By Laura Robinson, Associate Professor of Sociology 

“Making Criminals Through Technology, Producing Privilege Around Technology: Policing, Social Status, and the Deception of Computers in New York City”

Noah McCain

On May 26th Noah McClain spoke to the SCU community about how technology intersects with the criminal justice system to intensify inequality. As McClain explained, “in New York City, some subway riders manipulate used farecards in a way that allows them to enter and ride the subway without paying by causing the turnstile computer to misread them. Also in New York City, some drivers manipulate their license plates in a way that allows them to sidestep bridge and tunnel tolls by making the plates unreadable to the automatic license plate readers (ALPRs) used to bill motorists for tolls by mail. In both cases, an information-containing object fools a computer set up to read its data. Yet these two very similar objects receive very different treatment by law enforcement: On one hand, people found with bent metrocards can be arrested for felony forgery (punishable with 2-4 years in prison) under the theory that a “forgery” is defined by the eye of the beholder – that of the turnstile computer. On the other hand, people with manipulated license plates risk no more than a small fine. The other principal difference lies in just who engages in each practice: the farecard manipulation is a practice of the urban poor – and nearly all arrestees have been Black or Hispanic - while manipulated license plates are closely associated with law enforcement officers and those who demonstrate social ties to them. These contrasting cases allow us to see how the inner workings of technology can be invoked in legal venues to frame one practice as a serious crime, but to also see how that logic can be set aside by the very same criminal justice apparatus to let a closely related activity go largely unpoliced. To understand such dichotomies and the social inequalities they reproduce, I argue, we must follow them into the technologies upon which they hinge.”
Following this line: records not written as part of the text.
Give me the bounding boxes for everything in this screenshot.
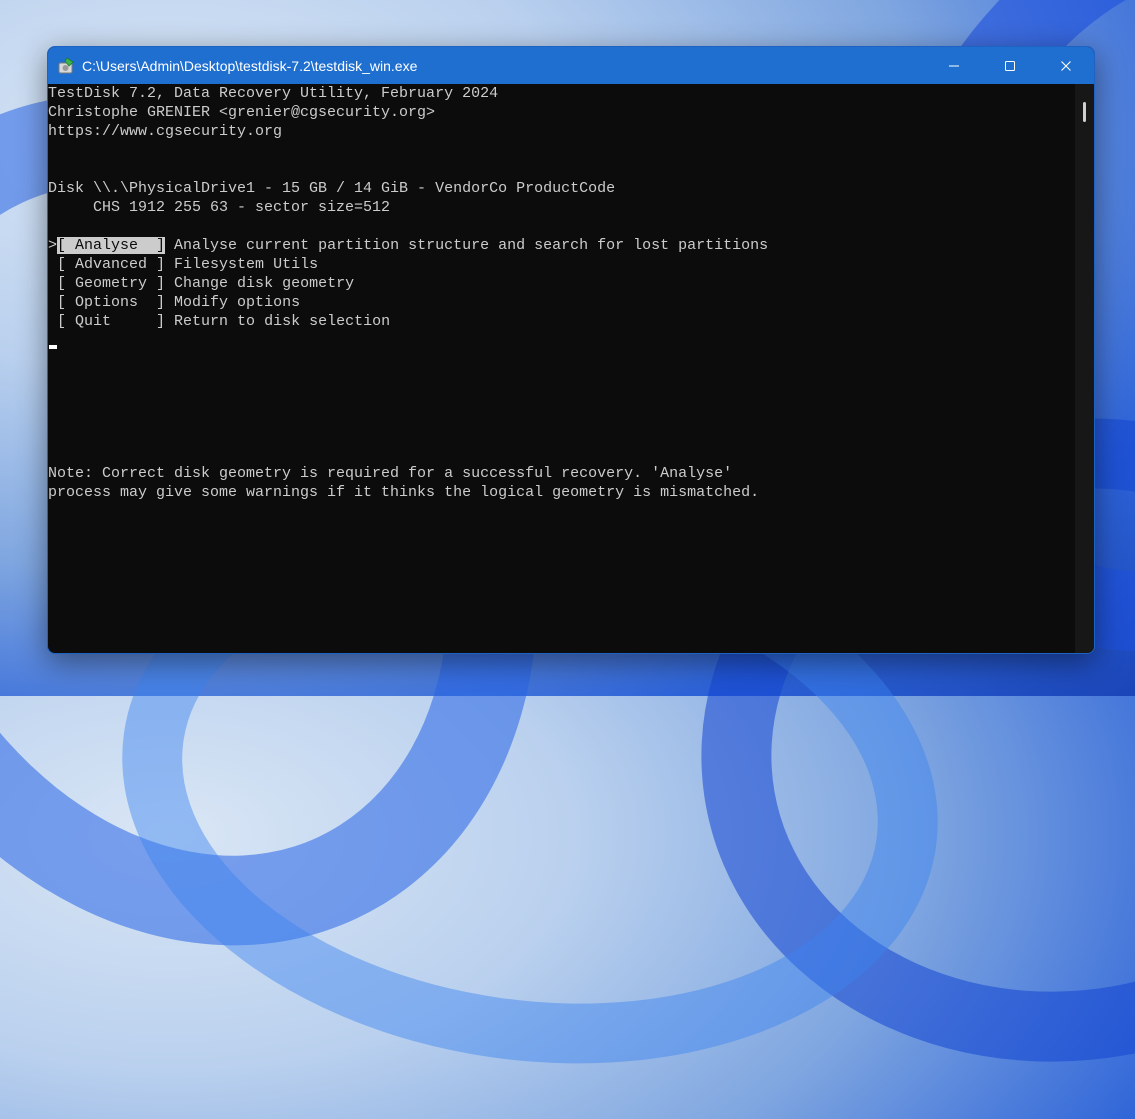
menu-label-advanced[interactable]: [ Advanced ]: [57, 256, 165, 273]
menu-item-quit[interactable]: [ Quit ] Return to disk selection: [48, 312, 390, 331]
close-button[interactable]: [1038, 47, 1094, 84]
disk-info: Disk \\.\PhysicalDrive1 - 15 GB / 14 GiB…: [48, 180, 616, 197]
title-bar[interactable]: C:\Users\Admin\Desktop\testdisk-7.2\test…: [48, 47, 1094, 84]
note-line: Note: Correct disk geometry is required …: [48, 465, 733, 482]
menu-description: Modify options: [165, 294, 301, 311]
chs-info: CHS 1912 255 63 - sector size=512: [48, 199, 391, 216]
menu-pointer: [48, 256, 57, 273]
menu-pointer: [48, 313, 57, 330]
window-title: C:\Users\Admin\Desktop\testdisk-7.2\test…: [82, 58, 418, 74]
text-cursor: [49, 345, 57, 349]
testdisk-app-icon[interactable]: [57, 57, 75, 75]
menu-item-analyse[interactable]: >[ Analyse ] Analyse current partition s…: [48, 236, 768, 255]
maximize-button[interactable]: [982, 47, 1038, 84]
menu-item-geometry[interactable]: [ Geometry ] Change disk geometry: [48, 274, 354, 293]
menu-description: Analyse current partition structure and …: [165, 237, 769, 254]
menu-label-analyse[interactable]: [ Analyse ]: [57, 237, 166, 254]
menu-label-quit[interactable]: [ Quit ]: [57, 313, 165, 330]
menu-description: Change disk geometry: [165, 275, 355, 292]
console-window[interactable]: C:\Users\Admin\Desktop\testdisk-7.2\test…: [47, 46, 1095, 654]
menu-pointer: [48, 294, 57, 311]
header-line: https://www.cgsecurity.org: [48, 123, 283, 140]
menu-item-advanced[interactable]: [ Advanced ] Filesystem Utils: [48, 255, 318, 274]
minimize-icon: [949, 65, 959, 66]
scrollbar-thumb[interactable]: [1083, 102, 1086, 122]
vertical-scrollbar[interactable]: [1075, 84, 1094, 653]
menu-label-options[interactable]: [ Options ]: [57, 294, 165, 311]
maximize-icon: [1005, 60, 1015, 71]
header-line: Christophe GRENIER <grenier@cgsecurity.o…: [48, 104, 436, 121]
menu-item-options[interactable]: [ Options ] Modify options: [48, 293, 300, 312]
note-line: process may give some warnings if it thi…: [48, 484, 760, 501]
menu-description: Return to disk selection: [165, 313, 391, 330]
menu-pointer: >: [48, 237, 58, 254]
minimize-button[interactable]: [926, 47, 982, 84]
menu-description: Filesystem Utils: [165, 256, 319, 273]
close-icon: [1061, 60, 1071, 71]
menu-label-geometry[interactable]: [ Geometry ]: [57, 275, 165, 292]
menu-pointer: [48, 275, 57, 292]
console-area[interactable]: TestDisk 7.2, Data Recovery Utility, Feb…: [48, 84, 1075, 653]
header-line: TestDisk 7.2, Data Recovery Utility, Feb…: [48, 85, 499, 102]
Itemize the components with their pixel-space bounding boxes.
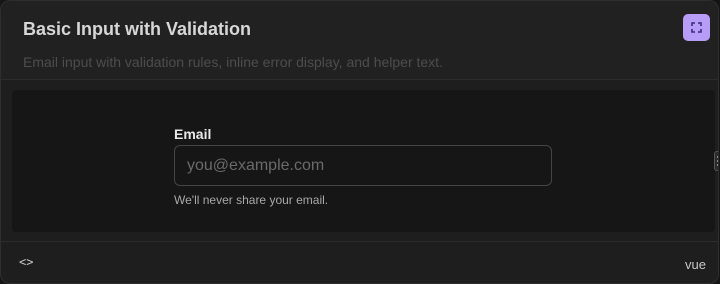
email-input[interactable] <box>174 145 552 186</box>
card-description: Email input with validation rules, inlin… <box>23 54 443 70</box>
email-label: Email <box>174 126 212 142</box>
card-footer: <> vue <box>1 241 718 283</box>
resize-handle[interactable] <box>714 151 718 171</box>
preview-area: Email We'll never share your email. <box>12 90 715 232</box>
component-card: Basic Input with Validation Email input … <box>0 0 719 284</box>
framework-label: vue <box>685 257 706 272</box>
helper-text: We'll never share your email. <box>174 193 329 207</box>
expand-button[interactable] <box>683 14 710 41</box>
grip-dot-icon <box>716 160 718 162</box>
grip-dot-icon <box>716 156 718 158</box>
card-title: Basic Input with Validation <box>23 19 252 39</box>
code-toggle-icon[interactable]: <> <box>19 255 33 269</box>
grip-dot-icon <box>716 164 718 166</box>
expand-icon <box>691 22 702 33</box>
card-header: Basic Input with Validation Email input … <box>1 1 718 80</box>
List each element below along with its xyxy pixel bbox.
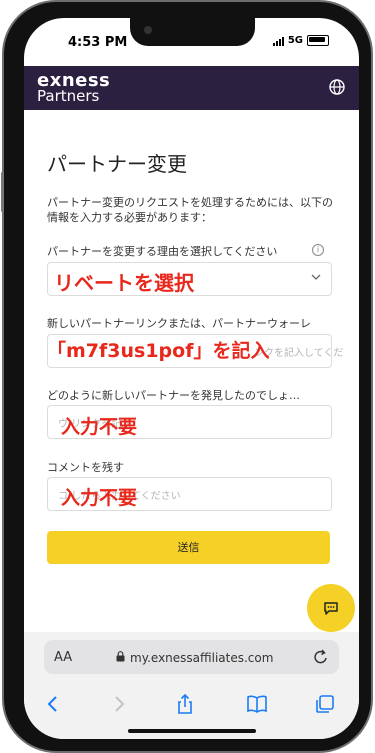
home-indicator bbox=[128, 729, 256, 733]
page-description: パートナー変更のリクエストを処理するためには、以下の情報を入力する必要があります… bbox=[47, 196, 333, 224]
site-header: exness Partners bbox=[24, 66, 359, 110]
logo-partners[interactable]: Partners bbox=[37, 87, 99, 105]
camera bbox=[144, 26, 152, 34]
text-size-button[interactable]: AA bbox=[54, 650, 72, 665]
bookmarks-icon[interactable] bbox=[246, 693, 268, 715]
page-title: パートナー変更 bbox=[47, 152, 187, 176]
back-icon[interactable] bbox=[42, 693, 64, 715]
network-label: 5G bbox=[287, 35, 303, 46]
lock-icon bbox=[116, 651, 125, 662]
phone-frame: 4:53 PM 5G exness Partners パートナー変更 パートナー… bbox=[1, 2, 371, 751]
browser-chrome: AA my.exnessaffiliates.com bbox=[24, 632, 359, 739]
notch bbox=[130, 18, 255, 46]
tabs-icon[interactable] bbox=[314, 693, 336, 715]
submit-button[interactable]: 送信 bbox=[47, 531, 330, 564]
reason-label: パートナーを変更する理由を選択してください bbox=[47, 245, 278, 258]
annotation-comment: 入力不要 bbox=[61, 487, 138, 509]
annotation-reason: リベートを選択 bbox=[54, 271, 194, 295]
comment-label: コメントを残す bbox=[47, 461, 124, 474]
reload-icon[interactable] bbox=[313, 648, 329, 666]
address-bar[interactable]: AA my.exnessaffiliates.com bbox=[44, 640, 339, 674]
chevron-down-icon bbox=[311, 274, 321, 280]
info-icon[interactable]: i bbox=[312, 244, 324, 256]
link-label: 新しいパートナーリンクまたは、パートナーウォーレ bbox=[47, 317, 311, 330]
annotation-link: 「m7f3us1pof」を記入 bbox=[47, 340, 270, 362]
annotation-discover: 入力不要 bbox=[61, 416, 138, 438]
signal-icon bbox=[272, 36, 284, 46]
status-time: 4:53 PM bbox=[68, 35, 128, 50]
battery-icon bbox=[307, 35, 329, 46]
globe-icon[interactable] bbox=[329, 79, 345, 95]
chat-icon bbox=[324, 602, 338, 615]
discover-label: どのように新しいパートナーを発見したのでしょ… bbox=[47, 389, 300, 402]
url-text: my.exnessaffiliates.com bbox=[130, 651, 274, 665]
phone-screen: 4:53 PM 5G exness Partners パートナー変更 パートナー… bbox=[24, 18, 359, 739]
share-icon[interactable] bbox=[174, 693, 196, 715]
browser-toolbar bbox=[24, 687, 359, 727]
status-bar-right: 5G bbox=[272, 35, 329, 46]
forward-icon[interactable] bbox=[108, 693, 130, 715]
chat-button[interactable] bbox=[307, 584, 355, 632]
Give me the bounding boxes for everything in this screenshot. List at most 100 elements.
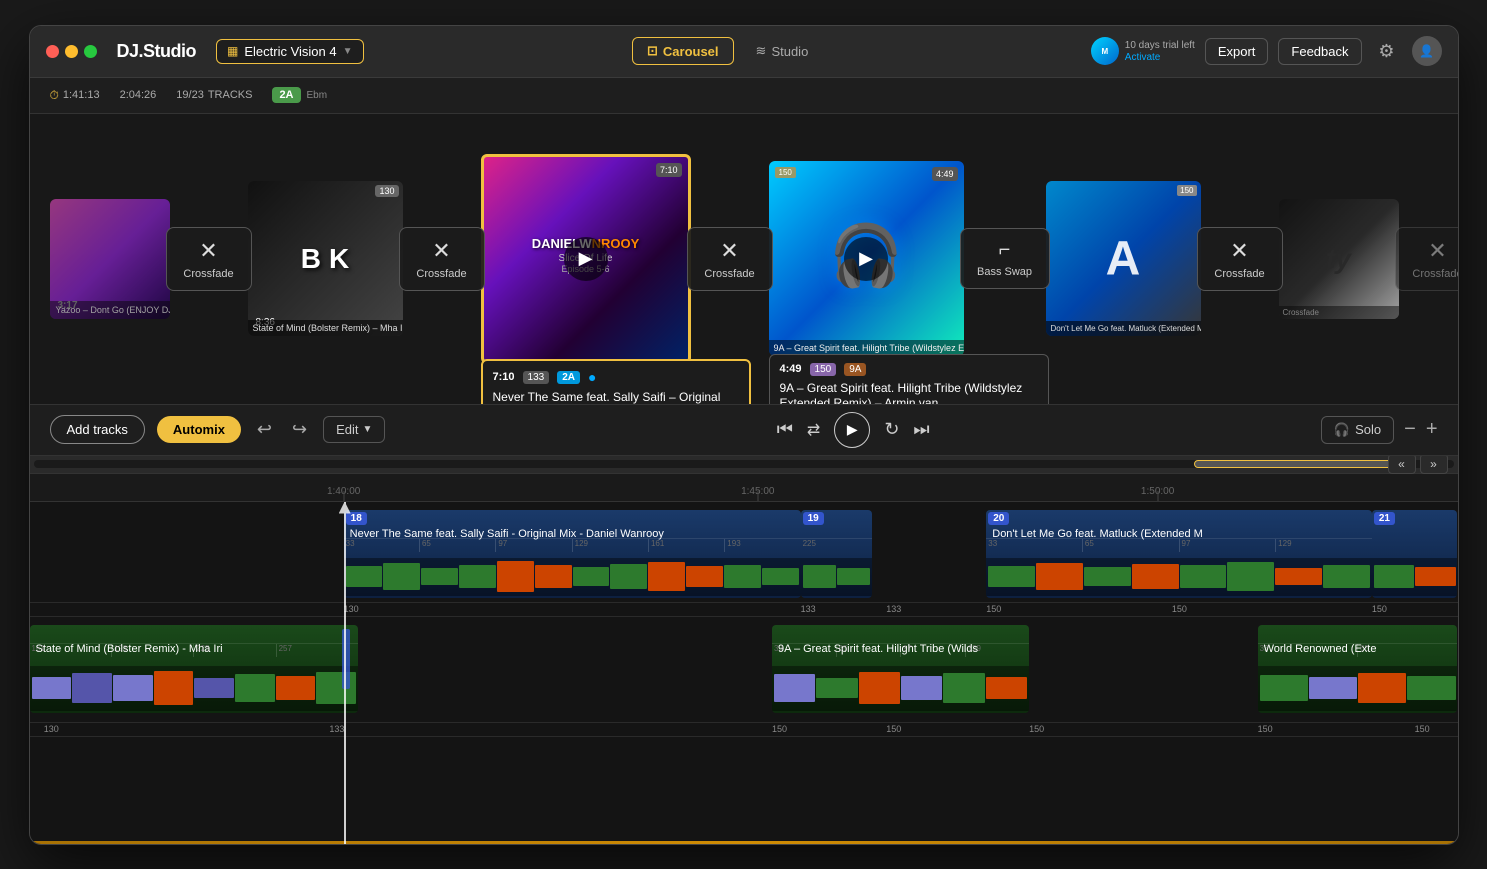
- popup-key-4: 9A: [844, 363, 866, 376]
- shuffle-icon: ⇄: [807, 420, 820, 440]
- export-button[interactable]: Export: [1205, 38, 1269, 65]
- project-selector[interactable]: ▦ Electric Vision 4 ▼: [216, 39, 364, 64]
- track-name-bottom-1: State of Mind (Bolster Remix) - Mha Iri: [36, 643, 223, 655]
- playhead: [344, 502, 346, 844]
- carousel-item-2[interactable]: B K 8:36 130 State of Mind (Bolster Remi…: [248, 181, 403, 336]
- shuffle-button[interactable]: ⇄: [807, 420, 820, 440]
- maximize-button[interactable]: [84, 45, 97, 58]
- automix-button[interactable]: Automix: [157, 416, 241, 443]
- popup-title-4: 9A – Great Spirit feat. Hilight Tribe (W…: [780, 381, 1038, 404]
- minus-icon: −: [1404, 418, 1416, 440]
- track-name-5: Don't Let Me Go feat. Matluck (Extended …: [1051, 324, 1201, 333]
- solo-button[interactable]: 🎧 Solo: [1321, 416, 1394, 444]
- transport-controls: ⏮ ⇄ ▶ ↻ ⏭: [397, 412, 1308, 448]
- transition-1[interactable]: ✕ Crossfade: [166, 227, 252, 291]
- bpm-line-bottom: 130 133 150 150 150 150 150: [30, 722, 1458, 736]
- track-name-20: Don't Let Me Go feat. Matluck (Extended …: [992, 528, 1203, 540]
- transition-2[interactable]: ✕ Crossfade: [399, 227, 485, 291]
- track-num-20: 20: [988, 512, 1009, 525]
- transition-label-4: Bass Swap: [977, 266, 1032, 278]
- close-button[interactable]: [46, 45, 59, 58]
- track-num-19: 19: [803, 512, 824, 525]
- duration-value: 2:04:26: [120, 89, 157, 101]
- carousel-track: 3:17 Yazoo – Dont Go (ENJOY DJS ✕ Crossf…: [30, 129, 1458, 389]
- skip-forward-button[interactable]: ⏭: [913, 419, 929, 440]
- user-button[interactable]: 👤: [1412, 36, 1442, 66]
- window-controls: [46, 45, 97, 58]
- repeat-icon: ↻: [884, 419, 899, 440]
- logo-dj: DJ.: [117, 41, 144, 61]
- play-button[interactable]: ▶: [834, 412, 870, 448]
- key-badge: 2A: [272, 87, 300, 103]
- track-block-18[interactable]: 18 Never The Same feat. Sally Saifi - Or…: [344, 510, 801, 598]
- waveform-icon: ≋: [756, 43, 767, 59]
- carousel-button[interactable]: ⊡ Carousel: [632, 37, 734, 65]
- crossfade-icon-2: ✕: [432, 238, 450, 264]
- track-lane-bottom: State of Mind (Bolster Remix) - Mha Iri …: [30, 617, 1458, 737]
- play-overlay-3[interactable]: ▶: [564, 237, 608, 281]
- rewind-button[interactable]: «: [1388, 456, 1416, 475]
- studio-label: Studio: [771, 44, 808, 59]
- add-tracks-button[interactable]: Add tracks: [50, 415, 145, 444]
- edit-button[interactable]: Edit ▼: [323, 416, 385, 443]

Noah McClain (PhD, New York University) is a sociologist and Chief Research Officer of Emerald Studies in Media & Communications, where he also serves as Senior Editor for Science and Technology Studies (STS). His interests span the sociologies of cities, law, inequality, complex organizations, work, policing, and security, and how these intersect with technologies high and low. He has been on the faculties of Illinois Tech, and the Bard Prison Initiative, where he was also a postdoctoral research fellow. He is a former investigator of police misconduct for the City of New York.